Foundation
Database Internals
Understanding the internal mechanisms of a DBMS helps you make meaningful architectural decisions.
Database Selection Framework is a practical way to choose a DBMS for a specific product and its limitations, and not according to the taste of the team. The purpose of the chapter: to structurally go through the choice between OLTP and OLAP, fix the read/write profile, consistency requirements, and then make decisions on replication and sharding, taking into account operational complexity.
OLTP vs OLAP
OLTP
Many short transactions, high concurrency, strict requirements for latency and recording correctness.
- p95/p99 latency is critical for user operations.
- We need ACID guarantees and predictable transactional semantics.
- Frequent point reads/writes, work according to the key.
PostgreSQL / MySQL / distributed SQL depending on scale and consistency requirements.
OLAP
Heavy analytical queries, aggregations over large ranges, columnar scan and read savings.
- The main load is read-heavy analytics and reports.
- We need materialized showcases and mass batch/stream ingest.
- Compromise on the write path for the sake of quick analysis.
ClickHouse / DWH/Lakehouse approach with columnar engine.
Decision Framework (5 axes)
1. Read/Write profile
Evaluate the R/W ratio, size of operations, burst pattern, required SLA for latency.
- How many writes/sec and reads/sec are expected at the start and after a year?
- How much data is in the hot-set and what is the nature of the access keys?
- Are there any spikes in traffic and how often are backfills/bulk downloads needed?
2. Consistency and transactions
Decide where strict consistency is needed and where eventual consistency is sufficient.
- Are stale reads acceptable and in which user flows is it safe?
- Are multi-row/multi-entity transactions required?
- What level of read/write concern does the business require?
3. Replication
Determine the purpose of replication: HA, geodistribution, read scaling, disaster recovery.
- Is sync replication necessary for critical data?
- What are the RPO/RTO target metrics for disaster recovery?
- What lag on async replicas is acceptable for the product?
4. Sharding
Check the need for a shard strategy only when vertical scaling no longer solves the problem.
- Which shard key minimizes hotspot and cross-shard queries?

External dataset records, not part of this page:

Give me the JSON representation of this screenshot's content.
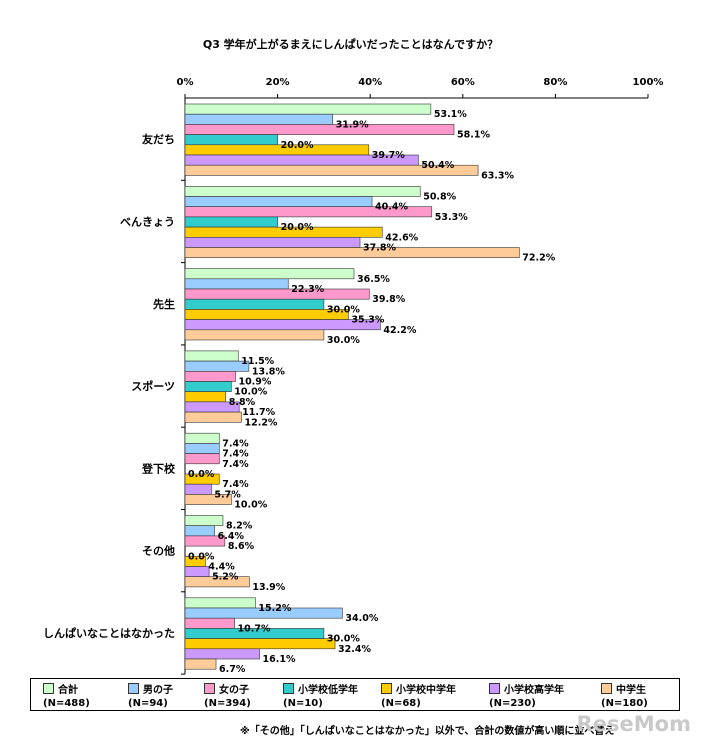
{
  "chart_data": {
    "type": "bar",
    "orientation": "horizontal",
    "title": "Q3 学年が上がるまえにしんぱいだったことはなんですか？",
    "categories": [
      "友だち",
      "べんきょう",
      "先生",
      "スポーツ",
      "登下校",
      "その他",
      "しんぱいなことはなかった"
    ],
    "x_ticks": [
      "0%",
      "20%",
      "40%",
      "60%",
      "80%",
      "100%"
    ],
    "xlim": [
      0,
      100
    ],
    "grid": false,
    "legend_position": "bottom",
    "series": [
      {
        "name": "合計",
        "n": "(N=488)",
        "color": "#ccffcc",
        "values": [
          53.1,
          50.8,
          36.5,
          11.5,
          7.4,
          8.2,
          15.2
        ],
        "labels": [
          "53.1%",
          "50.8%",
          "36.5%",
          "11.5%",
          "7.4%",
          "8.2%",
          "15.2%"
        ]
      },
      {
        "name": "男の子",
        "n": "(N=94)",
        "color": "#99ccff",
        "values": [
          31.9,
          40.4,
          22.3,
          13.8,
          7.4,
          6.4,
          34.0
        ],
        "labels": [
          "31.9%",
          "40.4%",
          "22.3%",
          "13.8%",
          "7.4%",
          "6.4%",
          "34.0%"
        ]
      },
      {
        "name": "女の子",
        "n": "(N=394)",
        "color": "#ff99cc",
        "values": [
          58.1,
          53.3,
          39.8,
          10.9,
          7.4,
          8.6,
          10.7
        ],
        "labels": [
          "58.1%",
          "53.3%",
          "39.8%",
          "10.9%",
          "7.4%",
          "8.6%",
          "10.7%"
        ]
      },
      {
        "name": "小学校低学年",
        "n": "(N=10)",
        "color": "#33cccc",
        "values": [
          20.0,
          20.0,
          30.0,
          10.0,
          0.0,
          0.0,
          30.0
        ],
        "labels": [
          "20.0%",
          "20.0%",
          "30.0%",
          "10.0%",
          "0.0%",
          "0.0%",
          "30.0%"
        ]
      },
      {
        "name": "小学校中学年",
        "n": "(N=68)",
        "color": "#ffcc00",
        "values": [
          39.7,
          42.6,
          35.3,
          8.8,
          7.4,
          4.4,
          32.4
        ],
        "labels": [
          "39.7%",
          "42.6%",
          "35.3%",
          "8.8%",
          "7.4%",
          "4.4%",
          "32.4%"
        ]
      },
      {
        "name": "小学校高学年",
        "n": "(N=230)",
        "color": "#cc99ff",
        "values": [
          50.4,
          37.8,
          42.2,
          11.7,
          5.7,
          5.2,
          16.1
        ],
        "labels": [
          "50.4%",
          "37.8%",
          "42.2%",
          "11.7%",
          "5.7%",
          "5.2%",
          "16.1%"
        ]
      },
      {
        "name": "中学生",
        "n": "(N=180)",
        "color": "#ffcc99",
        "values": [
          63.3,
          72.2,
          30.0,
          12.2,
          10.0,
          13.9,
          6.7
        ],
        "labels": [
          "63.3%",
          "72.2%",
          "30.0%",
          "12.2%",
          "10.0%",
          "13.9%",
          "6.7%"
        ]
      }
    ],
    "footnote": "※「その他」「しんぱいなことはなかった」以外で、合計の数値が高い順に並べ替え",
    "watermark": "ReseMom"
  }
}
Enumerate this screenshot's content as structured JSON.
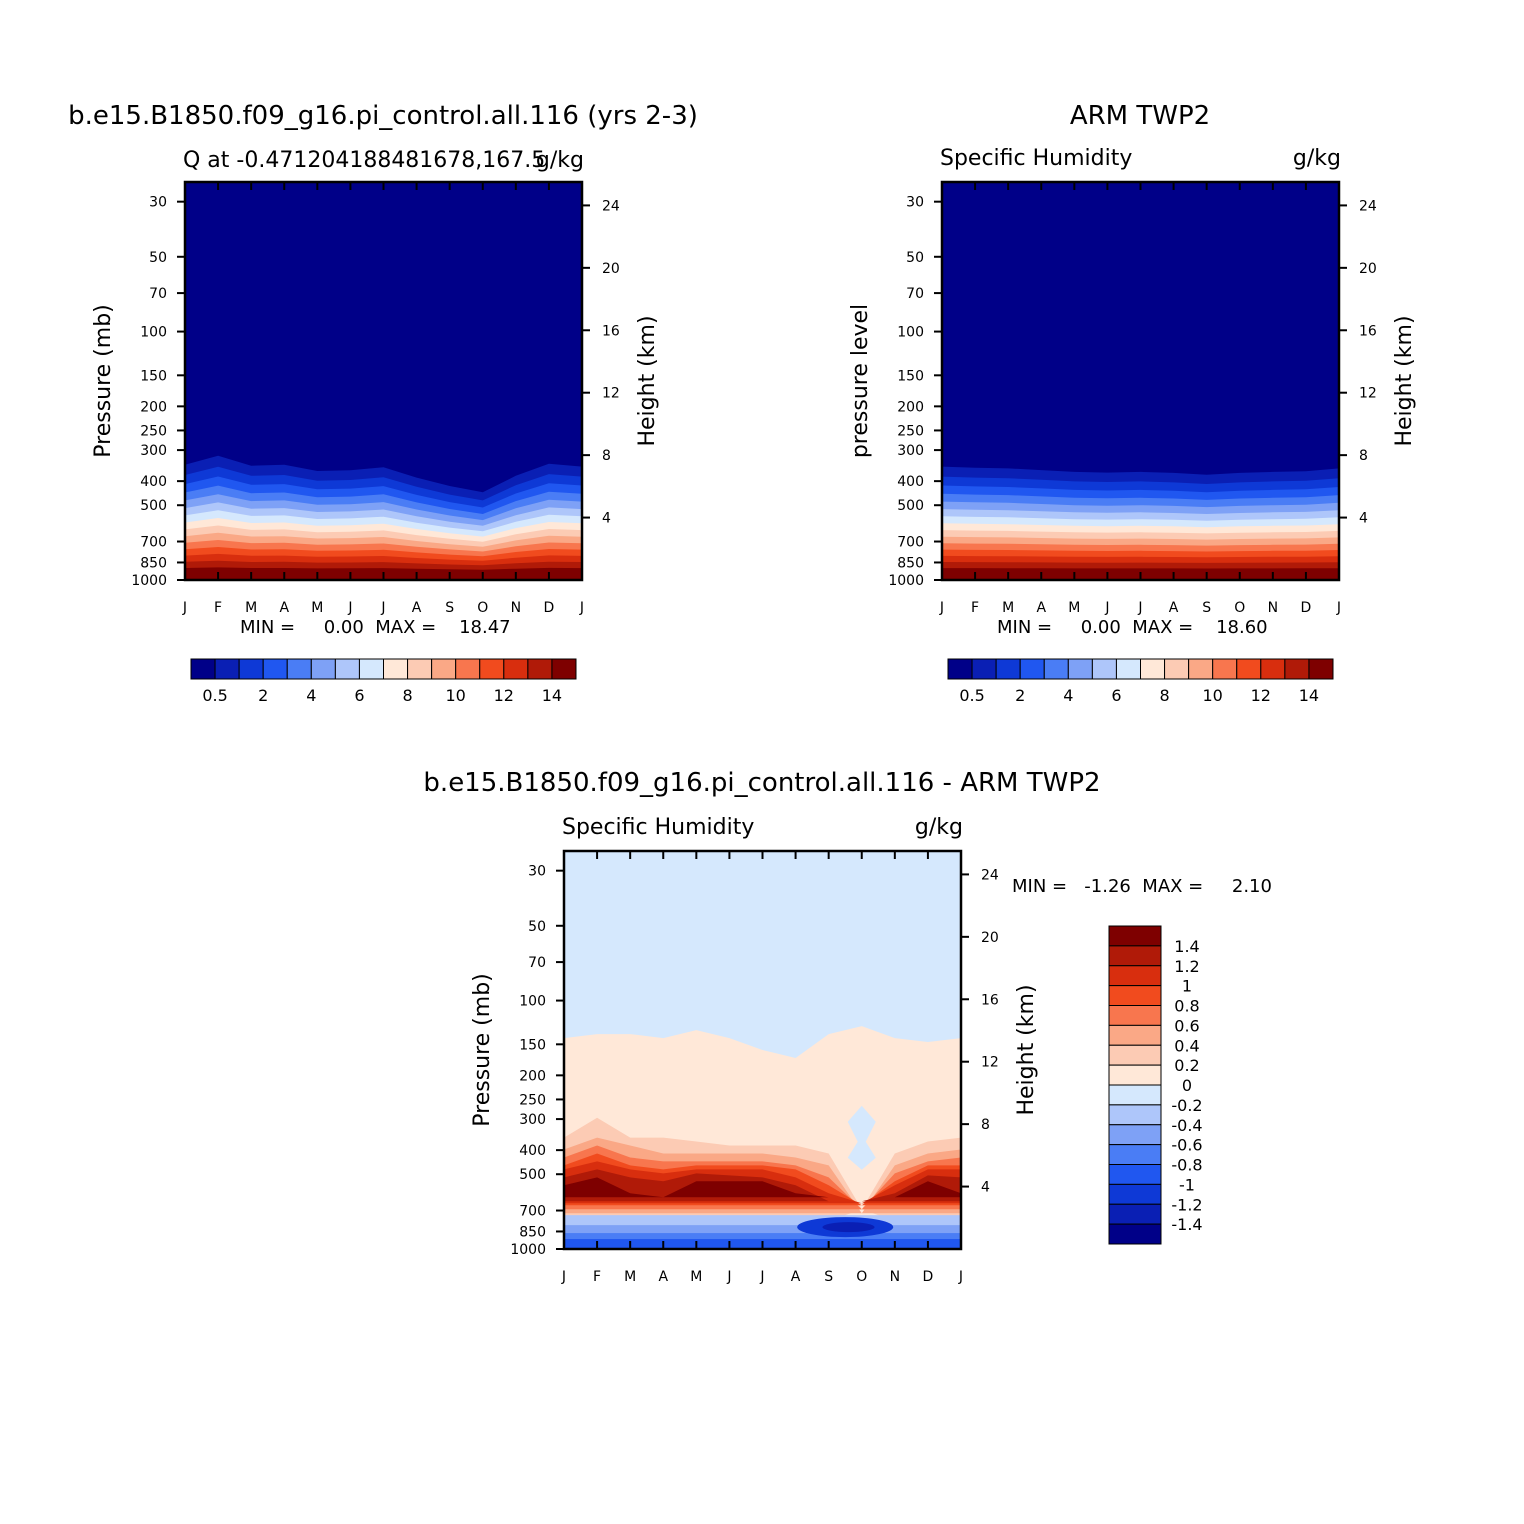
{
  "chart_data": [
    {
      "type": "heatmap",
      "id": "p1",
      "title": "b.e15.B1850.f09_g16.pi_control.all.116 (yrs 2-3)",
      "left_label": "Q at -0.471204188481678,167.5",
      "right_label": "g/kg",
      "ylabel": "Pressure (mb)",
      "ylabel_right": "Height (km)",
      "x_ticks": [
        "J",
        "F",
        "M",
        "A",
        "M",
        "J",
        "J",
        "A",
        "S",
        "O",
        "N",
        "D",
        "J"
      ],
      "p_ticks": [
        30,
        50,
        70,
        100,
        150,
        200,
        250,
        300,
        400,
        500,
        700,
        850,
        1000
      ],
      "p_tick_labels": [
        "30",
        "50",
        "70",
        "100",
        "150",
        "200",
        "250",
        "300",
        "400",
        "500",
        "700",
        "850",
        "1000"
      ],
      "h_ticks": [
        24,
        20,
        16,
        12,
        8,
        4
      ],
      "h_tick_labels": [
        "24",
        "20",
        "16",
        "12",
        "8",
        "4"
      ],
      "stats": "MIN =     0.00  MAX =    18.47",
      "colorbar": {
        "labels": [
          "0.5",
          "2",
          "4",
          "6",
          "8",
          "10",
          "12",
          "14"
        ]
      }
    },
    {
      "type": "heatmap",
      "id": "p2",
      "title": "ARM TWP2",
      "left_label": "Specific Humidity",
      "right_label": "g/kg",
      "ylabel": "pressure level",
      "ylabel_right": "Height (km)",
      "x_ticks": [
        "J",
        "F",
        "M",
        "A",
        "M",
        "J",
        "J",
        "A",
        "S",
        "O",
        "N",
        "D",
        "J"
      ],
      "p_ticks": [
        30,
        50,
        70,
        100,
        150,
        200,
        250,
        300,
        400,
        500,
        700,
        850,
        1000
      ],
      "p_tick_labels": [
        "30",
        "50",
        "70",
        "100",
        "150",
        "200",
        "250",
        "300",
        "400",
        "500",
        "700",
        "850",
        "1000"
      ],
      "h_ticks": [
        24,
        20,
        16,
        12,
        8,
        4
      ],
      "h_tick_labels": [
        "24",
        "20",
        "16",
        "12",
        "8",
        "4"
      ],
      "stats": "MIN =     0.00  MAX =    18.60",
      "colorbar": {
        "labels": [
          "0.5",
          "2",
          "4",
          "6",
          "8",
          "10",
          "12",
          "14"
        ]
      }
    },
    {
      "type": "heatmap",
      "id": "p3",
      "title": "b.e15.B1850.f09_g16.pi_control.all.116 - ARM TWP2",
      "left_label": "Specific Humidity",
      "right_label": "g/kg",
      "ylabel": "Pressure (mb)",
      "ylabel_right": "Height (km)",
      "x_ticks": [
        "J",
        "F",
        "M",
        "A",
        "M",
        "J",
        "J",
        "A",
        "S",
        "O",
        "N",
        "D",
        "J"
      ],
      "p_ticks": [
        30,
        50,
        70,
        100,
        150,
        200,
        250,
        300,
        400,
        500,
        700,
        850,
        1000
      ],
      "p_tick_labels": [
        "30",
        "50",
        "70",
        "100",
        "150",
        "200",
        "250",
        "300",
        "400",
        "500",
        "700",
        "850",
        "1000"
      ],
      "h_ticks": [
        24,
        20,
        16,
        12,
        8,
        4
      ],
      "h_tick_labels": [
        "24",
        "20",
        "16",
        "12",
        "8",
        "4"
      ],
      "stats": "MIN =   -1.26  MAX =     2.10",
      "colorbar": {
        "labels": [
          "1.4",
          "1.2",
          "1",
          "0.8",
          "0.6",
          "0.4",
          "0.2",
          "0",
          "-0.2",
          "-0.4",
          "-0.6",
          "-0.8",
          "-1",
          "-1.2",
          "-1.4"
        ]
      }
    }
  ],
  "palettes": {
    "humidity": [
      "#000088",
      "#0a1fb4",
      "#0e39d6",
      "#2057f0",
      "#4a7df5",
      "#7ea1f6",
      "#aec6fa",
      "#d5e8fd",
      "#ffe8d8",
      "#fccbb4",
      "#faa886",
      "#f8764e",
      "#f14b1e",
      "#d82e0e",
      "#b01a08",
      "#7e0000"
    ],
    "diff": [
      "#7e0000",
      "#b01a08",
      "#d82e0e",
      "#f14b1e",
      "#f8764e",
      "#faa886",
      "#fccbb4",
      "#ffe8d8",
      "#d5e8fd",
      "#aec6fa",
      "#7ea1f6",
      "#4a7df5",
      "#2057f0",
      "#0e39d6",
      "#0a1fb4",
      "#000088"
    ]
  }
}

- How painful are re-sharding and key migrations?
- Which operations will become distributed transactions?
5. Operational complexity
Compare not only technical suitability, but also cost of ownership: commands, tooling, runbooks.
- Does the team have expertise in the selected DBMS?
- How do backup/restore, observability, and on-call practices work?
- How much does a cluster cost with target volume and SLA?
Quick selection matrix
Transactional backend (orders, payments, accounts)
OLTP-first
Strict consistency, transactions and low-latency writes/reads.
Product analytics, BI and ad-hoc queries
OLAP-first
Large scans and aggregations are more efficient in columnar storages.
Mixed workload (operations + analytics)
Polyglot persistence
Separate OLTP write-path from OLAP serving via CDC/ETL/ELT pipeline.
Global scale with regional SLAs
Replication + selective sharding
Combination of read locality, HA and controlled cost of operations.
Practice
Replication and sharding
Practical models and visualizations: primary-replica, multi-leader, shard key and rebalance.
Replication and sharding: minimum rules
Replication
- Define a sync/async strategy based on data criticality.
- Measure replication lag and impact on read consistency.
- Check failover not on paper, but on regular game days.
Sharding
- Choose a shard key for real query patterns, not for abstraction.
- Evaluate cross-shard joins and distributed transaction cost.
- Plan a migration path for re-sharding in advance.
Common mistakes in choosing a DBMS
Choose a database only based on hype, without a workload profile and SLA.
Premature sharding before vertical scaling and indexes are exhausted.
Ignore the cost of operation: backup, migrations, on-call, observability.
Mix OLTP and heavy analytics in one cluster without resource isolation.
Treat CAP/PACELC as theoretical and do not make explicit consistency assumptions.